Ya se había completado hora y media de espera aquella tarde, cuando lo alcanzó un alarido de gestos mezclados con el movimiento de ramas de los árboles. De aquí para allá, de allá para acá. En el ir y venir, de pronto, se encontró frente a la jaula donde un chimpancé se paseaba tranquilo. El cura lo observó como para fulminarlo. «Tú eres el causante de mis insomnios y de mis dudas», pensó con su mirada clavada en el simio. Cuando él se llevó la mano derecha a su rostro, también lo hizo el chimpancé. Se desconcertó. Luego, se agachó para tomar una piedra del suelo, y ¡sorpresa!, también el simio imitó el movimiento. Se rascó la cabeza y también lo hizo el animal. Con exactitud, el chimpancé enjaulado repitió cada uno de los movimientos del cura. Al borde del colapso nervioso, el humano religioso se acercó hasta el primate y lo miró fijamente a los ojos, y le dijo:
—Escucha, tú animal del demonio. Si me dices una palabra… ¡Oh, sí! Si me hablas, aunque sea una palabra, te bautizo… por mi santa madre que te bautizo.

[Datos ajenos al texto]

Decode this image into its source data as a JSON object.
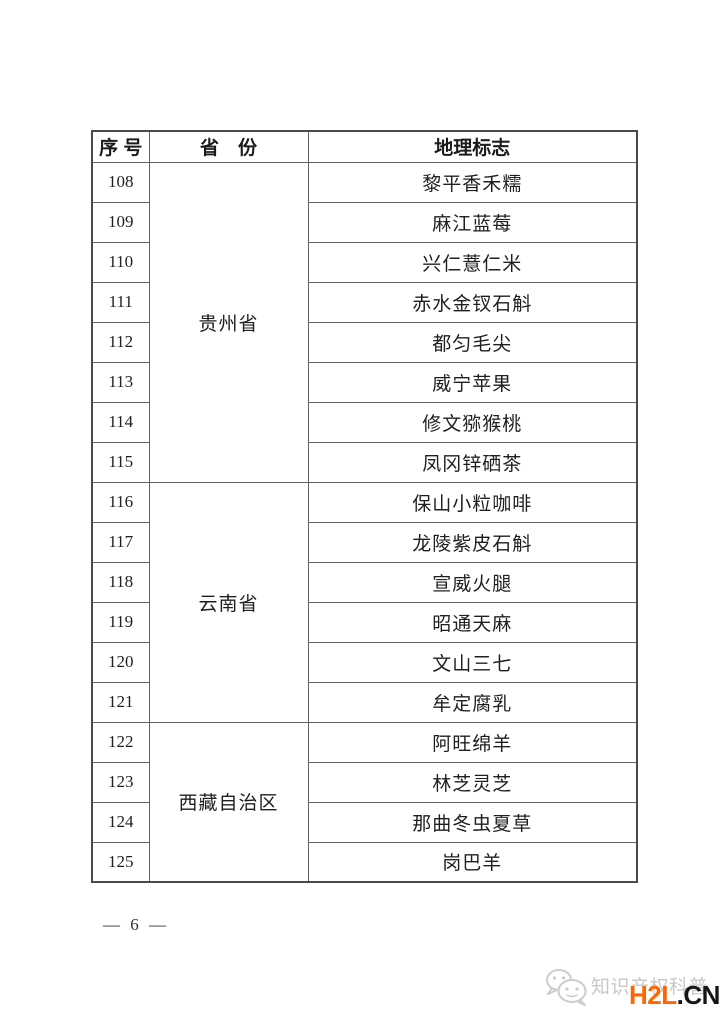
{
  "page": {
    "page_number": "— 6 —"
  },
  "table": {
    "headers": {
      "serial": "序 号",
      "province": "省　份",
      "gi": "地理标志"
    },
    "groups": [
      {
        "province": "贵州省",
        "items": [
          {
            "no": "108",
            "name": "黎平香禾糯"
          },
          {
            "no": "109",
            "name": "麻江蓝莓"
          },
          {
            "no": "110",
            "name": "兴仁薏仁米"
          },
          {
            "no": "111",
            "name": "赤水金钗石斛"
          },
          {
            "no": "112",
            "name": "都匀毛尖"
          },
          {
            "no": "113",
            "name": "威宁苹果"
          },
          {
            "no": "114",
            "name": "修文猕猴桃"
          },
          {
            "no": "115",
            "name": "凤冈锌硒茶"
          }
        ]
      },
      {
        "province": "云南省",
        "items": [
          {
            "no": "116",
            "name": "保山小粒咖啡"
          },
          {
            "no": "117",
            "name": "龙陵紫皮石斛"
          },
          {
            "no": "118",
            "name": "宣威火腿"
          },
          {
            "no": "119",
            "name": "昭通天麻"
          },
          {
            "no": "120",
            "name": "文山三七"
          },
          {
            "no": "121",
            "name": "牟定腐乳"
          }
        ]
      },
      {
        "province": "西藏自治区",
        "items": [
          {
            "no": "122",
            "name": "阿旺绵羊"
          },
          {
            "no": "123",
            "name": "林芝灵芝"
          },
          {
            "no": "124",
            "name": "那曲冬虫夏草"
          },
          {
            "no": "125",
            "name": "岗巴羊"
          }
        ]
      }
    ]
  },
  "watermark": {
    "icon": "wechat-icon",
    "text": "知识产权科普",
    "brand": "H2L",
    "brand_suffix": ".CN",
    "brand_color": "#FF6600",
    "suffix_color": "#161616",
    "text_color": "#c8c8c8"
  }
}
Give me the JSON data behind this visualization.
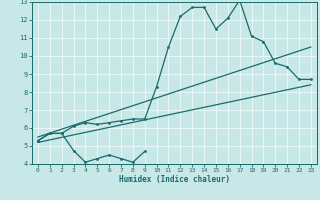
{
  "xlabel": "Humidex (Indice chaleur)",
  "bg_color": "#c8e8e8",
  "line_color": "#1a6b6b",
  "grid_color": "#e8f8f8",
  "xlim": [
    -0.5,
    23.5
  ],
  "ylim": [
    4,
    13
  ],
  "xticks": [
    0,
    1,
    2,
    3,
    4,
    5,
    6,
    7,
    8,
    9,
    10,
    11,
    12,
    13,
    14,
    15,
    16,
    17,
    18,
    19,
    20,
    21,
    22,
    23
  ],
  "yticks": [
    4,
    5,
    6,
    7,
    8,
    9,
    10,
    11,
    12,
    13
  ],
  "line1_x": [
    0,
    1,
    2,
    3,
    4,
    5,
    6,
    7,
    8,
    9
  ],
  "line1_y": [
    5.3,
    5.7,
    5.7,
    4.75,
    4.1,
    4.3,
    4.5,
    4.3,
    4.1,
    4.7
  ],
  "line2_x": [
    0,
    1,
    2,
    3,
    4,
    5,
    6,
    7,
    8,
    9,
    10,
    11,
    12,
    13,
    14,
    15,
    16,
    17,
    18,
    19,
    20,
    21,
    22,
    23
  ],
  "line2_y": [
    5.3,
    5.7,
    5.7,
    6.1,
    6.3,
    6.2,
    6.3,
    6.4,
    6.5,
    6.5,
    8.3,
    10.5,
    12.2,
    12.7,
    12.7,
    11.5,
    12.1,
    13.1,
    11.1,
    10.8,
    9.6,
    9.4,
    8.7,
    8.7
  ],
  "line3_x": [
    0,
    23
  ],
  "line3_y": [
    5.2,
    8.4
  ],
  "line4_x": [
    0,
    23
  ],
  "line4_y": [
    5.5,
    10.5
  ]
}
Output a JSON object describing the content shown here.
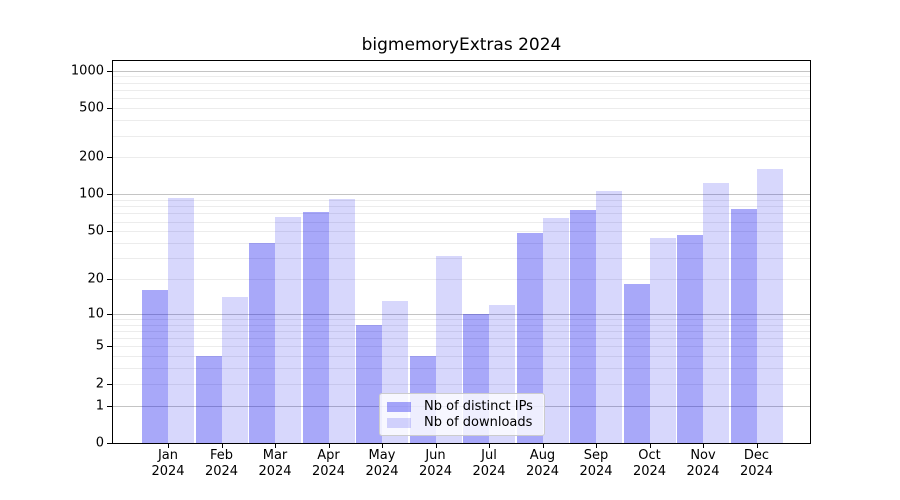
{
  "chart_data": {
    "type": "bar",
    "title": "bigmemoryExtras 2024",
    "categories": [
      "Jan",
      "Feb",
      "Mar",
      "Apr",
      "May",
      "Jun",
      "Jul",
      "Aug",
      "Sep",
      "Oct",
      "Nov",
      "Dec"
    ],
    "category_year": "2024",
    "series": [
      {
        "name": "Nb of distinct IPs",
        "color": "rgba(0,0,238,0.34)",
        "values": [
          16,
          4,
          40,
          72,
          8,
          4,
          10,
          48,
          74,
          18,
          47,
          76
        ]
      },
      {
        "name": "Nb of downloads",
        "color": "rgba(0,0,238,0.155)",
        "values": [
          93,
          14,
          65,
          92,
          13,
          31,
          12,
          64,
          107,
          44,
          124,
          160
        ]
      }
    ],
    "yscale": "log1p",
    "yticks": [
      0,
      1,
      2,
      5,
      10,
      20,
      50,
      100,
      200,
      500,
      1000
    ],
    "ylim": [
      0,
      1200
    ],
    "grid": {
      "major_lines": [
        1,
        10,
        100,
        1000
      ],
      "minor_lines": [
        2,
        3,
        4,
        5,
        6,
        7,
        8,
        9,
        20,
        30,
        40,
        50,
        60,
        70,
        80,
        90,
        200,
        300,
        400,
        500,
        600,
        700,
        800,
        900
      ],
      "major_color": "#c4c4c4",
      "minor_color": "#ececec"
    },
    "legend_position": "lower center",
    "xlabel": "",
    "ylabel": ""
  }
}
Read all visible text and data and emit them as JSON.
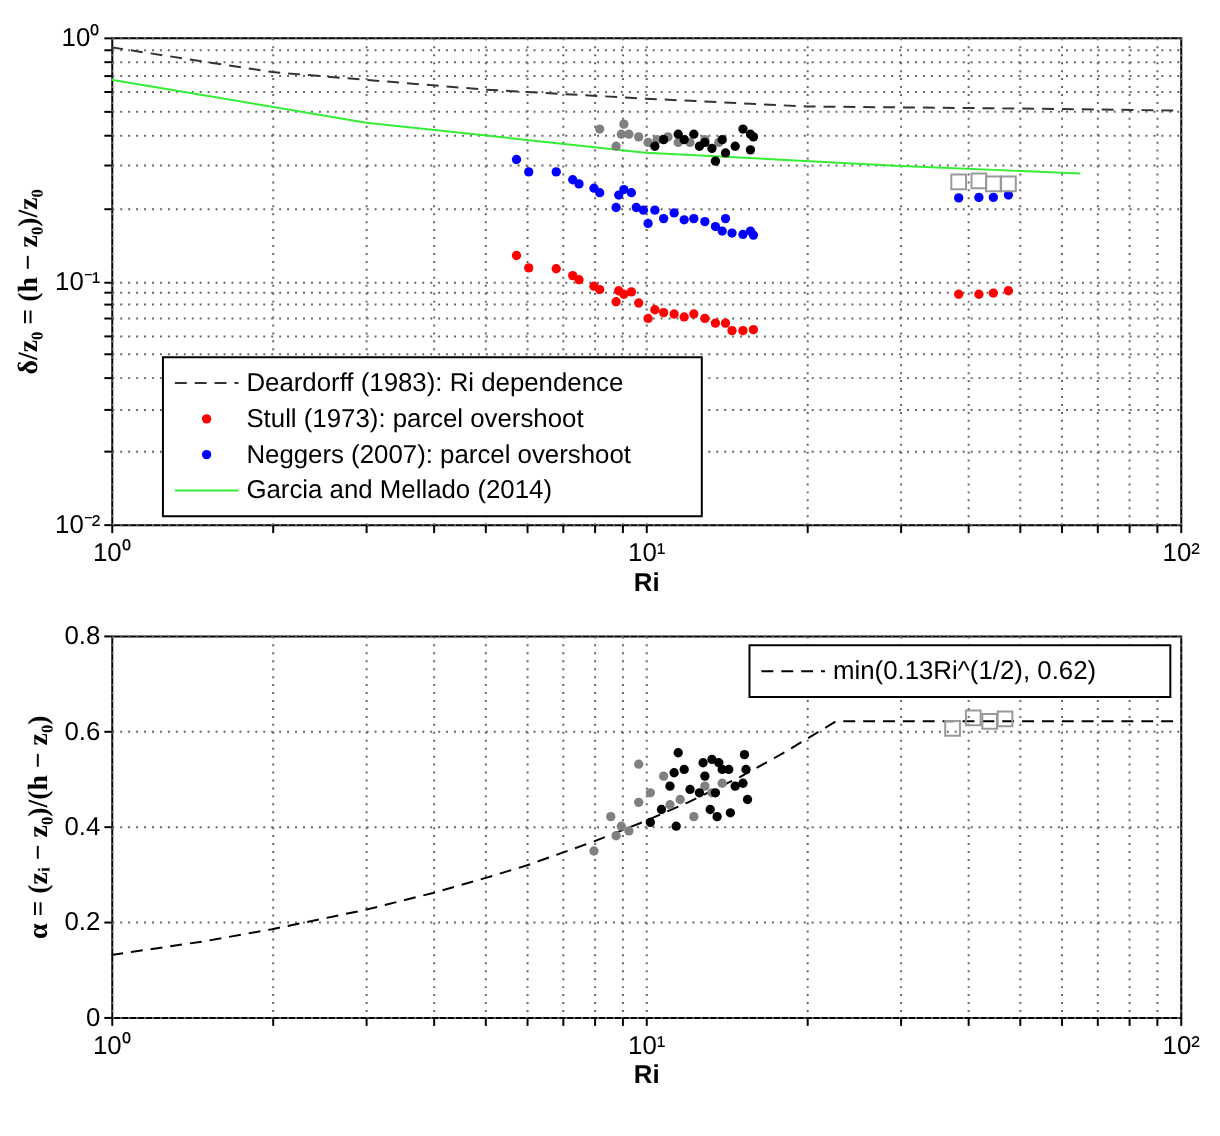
{
  "chart_data": [
    {
      "type": "scatter",
      "xlabel": "Ri",
      "ylabel": "δ/z₀ = (h − z₀)/z₀",
      "log": "xy",
      "grid": true,
      "legend": "bottom left",
      "xlim": [
        1,
        100
      ],
      "ylim": [
        0.01,
        1
      ],
      "xticks": [
        {
          "value": 1,
          "label": "10⁰"
        },
        {
          "value": 2,
          "label": null
        },
        {
          "value": 3,
          "label": null
        },
        {
          "value": 4,
          "label": null
        },
        {
          "value": 5,
          "label": null
        },
        {
          "value": 6,
          "label": null
        },
        {
          "value": 7,
          "label": null
        },
        {
          "value": 8,
          "label": null
        },
        {
          "value": 9,
          "label": null
        },
        {
          "value": 10,
          "label": "10¹"
        },
        {
          "value": 20,
          "label": null
        },
        {
          "value": 30,
          "label": null
        },
        {
          "value": 40,
          "label": null
        },
        {
          "value": 50,
          "label": null
        },
        {
          "value": 60,
          "label": null
        },
        {
          "value": 70,
          "label": null
        },
        {
          "value": 80,
          "label": null
        },
        {
          "value": 90,
          "label": null
        },
        {
          "value": 100,
          "label": "10²"
        }
      ],
      "yticks": [
        {
          "value": 0.01,
          "label": "10⁻²"
        },
        {
          "value": 0.02,
          "label": null
        },
        {
          "value": 0.03,
          "label": null
        },
        {
          "value": 0.04,
          "label": null
        },
        {
          "value": 0.05,
          "label": null
        },
        {
          "value": 0.06,
          "label": null
        },
        {
          "value": 0.07,
          "label": null
        },
        {
          "value": 0.08,
          "label": null
        },
        {
          "value": 0.09,
          "label": null
        },
        {
          "value": 0.1,
          "label": "10⁻¹"
        },
        {
          "value": 0.2,
          "label": null
        },
        {
          "value": 0.3,
          "label": null
        },
        {
          "value": 0.4,
          "label": null
        },
        {
          "value": 0.5,
          "label": null
        },
        {
          "value": 0.6,
          "label": null
        },
        {
          "value": 0.7,
          "label": null
        },
        {
          "value": 0.8,
          "label": null
        },
        {
          "value": 0.9,
          "label": null
        },
        {
          "value": 1,
          "label": "10⁰"
        }
      ],
      "series": [
        {
          "name": "Deardorff (1983): Ri dependence",
          "type": "line",
          "line_style": "dashed",
          "color": "#333333",
          "x": [
            1,
            2,
            5,
            10,
            20,
            50,
            100
          ],
          "values": [
            0.91,
            0.72,
            0.61,
            0.56,
            0.52,
            0.51,
            0.5
          ]
        },
        {
          "name": "Stull (1973): parcel overshoot",
          "type": "scatter",
          "marker": "circle",
          "color": "#ff0000",
          "x": [
            5.73,
            6.04,
            6.8,
            7.3,
            7.5,
            8.0,
            8.2,
            8.9,
            9.1,
            9.4,
            8.8,
            9.7,
            10.1,
            10.4,
            10.8,
            11.3,
            11.8,
            12.3,
            12.9,
            13.5,
            14.1,
            14.5,
            15.2,
            15.9,
            38.5,
            42,
            44.7,
            47.7
          ],
          "values": [
            0.127,
            0.113,
            0.112,
            0.105,
            0.101,
            0.095,
            0.092,
            0.091,
            0.088,
            0.09,
            0.082,
            0.081,
            0.07,
            0.076,
            0.074,
            0.073,
            0.071,
            0.073,
            0.07,
            0.067,
            0.067,
            0.0624,
            0.0624,
            0.063,
            0.088,
            0.088,
            0.089,
            0.091
          ]
        },
        {
          "name": "Neggers (2007): parcel overshoot",
          "type": "scatter",
          "marker": "circle",
          "color": "#0000ff",
          "x": [
            5.73,
            6.04,
            6.8,
            7.3,
            7.5,
            8.0,
            8.2,
            8.9,
            9.1,
            9.4,
            8.8,
            9.6,
            9.9,
            10.1,
            10.4,
            10.8,
            11.3,
            11.8,
            12.3,
            12.9,
            13.5,
            14.1,
            13.9,
            14.5,
            15.2,
            15.7,
            15.9,
            38.5,
            42,
            44.7,
            47.7
          ],
          "values": [
            0.315,
            0.28,
            0.28,
            0.26,
            0.25,
            0.24,
            0.23,
            0.225,
            0.237,
            0.23,
            0.2,
            0.2,
            0.195,
            0.172,
            0.195,
            0.18,
            0.19,
            0.178,
            0.18,
            0.175,
            0.167,
            0.18,
            0.16,
            0.157,
            0.155,
            0.16,
            0.154,
            0.219,
            0.22,
            0.22,
            0.225
          ]
        },
        {
          "name": "Garcia and Mellado (2014)",
          "type": "line",
          "line_style": "solid",
          "color": "#33ee33",
          "x": [
            1,
            3,
            10,
            30,
            65
          ],
          "values": [
            0.67,
            0.446,
            0.336,
            0.296,
            0.276
          ]
        },
        {
          "type": "scatter",
          "marker": "circle",
          "color": "#808080",
          "x": [
            8.2,
            9.0,
            9.1,
            8.8,
            9.3,
            9.7,
            10.1,
            10.5,
            11.0,
            11.5,
            12.1,
            12.9,
            13.7
          ],
          "values": [
            0.42,
            0.4,
            0.44,
            0.357,
            0.4,
            0.39,
            0.37,
            0.38,
            0.39,
            0.37,
            0.37,
            0.38,
            0.37
          ]
        },
        {
          "type": "scatter",
          "marker": "circle",
          "color": "#000000",
          "x": [
            10.4,
            10.8,
            11.5,
            11.8,
            12.3,
            12.6,
            12.9,
            13.3,
            13.5,
            13.9,
            14.1,
            14.7,
            15.2,
            15.7,
            15.7,
            15.9
          ],
          "values": [
            0.357,
            0.38,
            0.4,
            0.38,
            0.4,
            0.357,
            0.37,
            0.35,
            0.31,
            0.38,
            0.335,
            0.357,
            0.42,
            0.4,
            0.345,
            0.39
          ]
        },
        {
          "type": "scatter",
          "marker": "square",
          "color": "#999999",
          "x": [
            38.5,
            42,
            44.7,
            47.7
          ],
          "values": [
            0.255,
            0.257,
            0.25,
            0.25
          ]
        }
      ]
    },
    {
      "type": "scatter",
      "xlabel": "Ri",
      "ylabel": "α = (zᵢ − z₀)/(h − z₀)",
      "log": "x",
      "grid": true,
      "legend": "top right",
      "xlim": [
        1,
        100
      ],
      "ylim": [
        0,
        0.8
      ],
      "xticks": [
        {
          "value": 1,
          "label": "10⁰"
        },
        {
          "value": 2,
          "label": null
        },
        {
          "value": 3,
          "label": null
        },
        {
          "value": 4,
          "label": null
        },
        {
          "value": 5,
          "label": null
        },
        {
          "value": 6,
          "label": null
        },
        {
          "value": 7,
          "label": null
        },
        {
          "value": 8,
          "label": null
        },
        {
          "value": 9,
          "label": null
        },
        {
          "value": 10,
          "label": "10¹"
        },
        {
          "value": 20,
          "label": null
        },
        {
          "value": 30,
          "label": null
        },
        {
          "value": 40,
          "label": null
        },
        {
          "value": 50,
          "label": null
        },
        {
          "value": 60,
          "label": null
        },
        {
          "value": 70,
          "label": null
        },
        {
          "value": 80,
          "label": null
        },
        {
          "value": 90,
          "label": null
        },
        {
          "value": 100,
          "label": "10²"
        }
      ],
      "yticks": [
        0,
        0.2,
        0.4,
        0.6,
        0.8
      ],
      "series": [
        {
          "name": "min(0.13Ri^(1/2), 0.62)",
          "type": "line",
          "line_style": "dashed",
          "color": "#000000",
          "x": [
            1,
            1.5,
            2,
            3,
            4,
            5,
            6,
            8,
            10,
            12,
            15,
            18,
            22.7,
            100
          ],
          "values": [
            0.13,
            0.159,
            0.184,
            0.225,
            0.26,
            0.291,
            0.318,
            0.368,
            0.411,
            0.45,
            0.503,
            0.552,
            0.62,
            0.62
          ]
        },
        {
          "type": "scatter",
          "marker": "circle",
          "color": "#808080",
          "x": [
            8.0,
            8.6,
            8.8,
            9.0,
            9.3,
            9.7,
            9.7,
            10.2,
            10.8,
            11.1,
            11.6,
            12.3,
            12.9,
            13.9,
            13.3
          ],
          "values": [
            0.348,
            0.42,
            0.38,
            0.4,
            0.39,
            0.53,
            0.45,
            0.47,
            0.505,
            0.445,
            0.456,
            0.42,
            0.484,
            0.49,
            0.47
          ]
        },
        {
          "type": "scatter",
          "marker": "circle",
          "color": "#000000",
          "x": [
            10.2,
            10.7,
            11.1,
            11.3,
            11.5,
            11.4,
            11.8,
            12.1,
            12.6,
            12.8,
            12.9,
            13.2,
            13.3,
            13.5,
            13.6,
            13.7,
            13.9,
            14.3,
            14.4,
            14.7,
            15.2,
            15.3,
            15.4,
            15.5
          ],
          "values": [
            0.408,
            0.435,
            0.484,
            0.512,
            0.554,
            0.4,
            0.519,
            0.477,
            0.47,
            0.533,
            0.505,
            0.435,
            0.54,
            0.47,
            0.42,
            0.533,
            0.519,
            0.519,
            0.428,
            0.484,
            0.49,
            0.55,
            0.519,
            0.456
          ]
        },
        {
          "type": "scatter",
          "marker": "square",
          "color": "#999999",
          "x": [
            37.5,
            41,
            44,
            47
          ],
          "values": [
            0.605,
            0.627,
            0.62,
            0.625
          ]
        }
      ]
    }
  ]
}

Fue tan penetrante el contacto visual de ambos seres, que el mecido de los árboles y el cansancio por desvelo, al escuchar aquella voz, se desmayó.
—Don Jacinto, habrá que esperar cómo evoluciona el padre Jesús. Debemos esperar a que salga del Shock. ¿Sabe usted qué le pudo causar tremenda impresión? ‒preguntó finalmente el doctor.
—No sé si cuando estaba frente al chimpancé del zoológico se habrá asustado de algo, doctor. Al llegar, me ubiqué a sus espaldas y al concluir mi frase él se derrumbó.
Aquel «He aquí al mono de Darwin» fue fulminante para el cura Jesús. Y el mono siguió comiendo bananos y columpiándose entre los barrotes de la jaula.